Von Ralf Schönball Der Druck auf die Fondsanleger der Bankgesellschaft wächst. Moralisch und politisch.

Von Ralf Schönball

Der Druck auf die Fondsanleger der Bankgesellschaft wächst. Moralisch und politisch. Zuletzt näherte sich die SPD der umstrittenen Position der „Initiative Berliner Bankenskandal“ an. Die Aktion um Politikprofessor Peter Grottian bedrängte die Fondszeichner: Sie sollen selbst für die Risiken ihrer Anlage einstehen, weil das Land andernfalls für ihre Erlöse mit Steuergeldern aufkommen muss. Ein Privileg, das kein anderer Fonds bietet.

Wie profitieren die Anleger von ihren Fonds? Wer 100000 Euro einzahlte und Spitzenverdiener war, der bekam bei den besten Fonds vom Fiskus die Hälfte davon als Steuererstattung zurück, weil Einlagen in Immobilienfonds damals steuerlich absetzbar waren. Die andere Hälfte des Fondsanteils (50000 Euro) konnte er mit einem Kredit der Bankgesellschaft bezahlen. Die dafür fälligen Zinsen betragen nach Angaben von Fondsexperte Stefan Loipfinger zwischen sieben und neun Prozent. Diese Kreditzinsen muss der Anleger aber nicht selber aufbringen: Er kann sie von der jährlichen Ausschüttung in Höhe von fünf Prozent der angelegten Gesamtsumme bezahlen. Kurz, wer viel verdiente, musste für seinen Fondsanteil nicht eine Mark selber zahlen. Dabei bleibt es die nächsten 25 Jahre. Danach bekommt der Anleger seine 100000 Euro aus dem Fonds, zahlt seinen Kredit zurück und behält den Rest. Garantiert, vom Land.
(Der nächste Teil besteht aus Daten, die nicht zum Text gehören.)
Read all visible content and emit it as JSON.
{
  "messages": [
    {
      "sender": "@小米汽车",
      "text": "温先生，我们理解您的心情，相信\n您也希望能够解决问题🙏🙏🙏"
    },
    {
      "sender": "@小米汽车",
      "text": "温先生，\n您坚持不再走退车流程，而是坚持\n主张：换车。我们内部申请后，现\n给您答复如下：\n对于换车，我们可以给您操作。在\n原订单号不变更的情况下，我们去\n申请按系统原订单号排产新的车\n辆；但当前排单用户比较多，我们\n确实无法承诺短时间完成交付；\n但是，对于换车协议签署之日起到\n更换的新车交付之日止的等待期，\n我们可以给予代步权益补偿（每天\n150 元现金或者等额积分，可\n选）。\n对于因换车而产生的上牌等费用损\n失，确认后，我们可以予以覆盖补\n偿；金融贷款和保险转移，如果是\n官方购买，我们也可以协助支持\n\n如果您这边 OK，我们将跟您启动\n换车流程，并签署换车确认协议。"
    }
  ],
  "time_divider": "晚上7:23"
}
Da die Immobilien in den Fonds voraussichtlich nicht genug Miete einbringen, um das zu bezahlen, müssen die Steuerzahler nun bis zu 300 Millionen Euro aufbringen. Jährlich. „Kitas und Schwimmbäder werden geschlossen, damit die 70000 Anleger auf ihre Kosten kommen“, argumentiert die Initiative. Dabei würden nicht nur Verluste der Bank sozialisiert, sondern der Mangel werde auch noch umverteilt: Was den Fonds fehle, werde dem Sozialstaat weggenommen. Aus Sicht der Initiative sind die Fonds deshalb sittenwidrig. Allerdings wurden diese Produkte nicht etwa unter der Ladentheke von schillernden Anlageberatern vertrieben. Im Gegenteil: Die Berliner Bank, die Sparkasse und natürlich deren Immobilientöchter verkauften fast ein Jahrzehnt wie geschnitten Brot. Wer sein Geld zum Schalter trug, wie ein Tagesspiegel-Leser am Telefon berichtete, dem drängten Bankangestellte die Fondsanteile förmlich auf: „Ein todsicherer Tipp, die landeseigene Bank steckt dahinter!“ Unter der Hand wurden nur drei exklusive „Prominentenfonds“ gehandelt, die ausschließlich ausgewählte Politiker und Banker erhielten. Sie sind nur zu einem kleinen Teil schuld am Bankendesaster.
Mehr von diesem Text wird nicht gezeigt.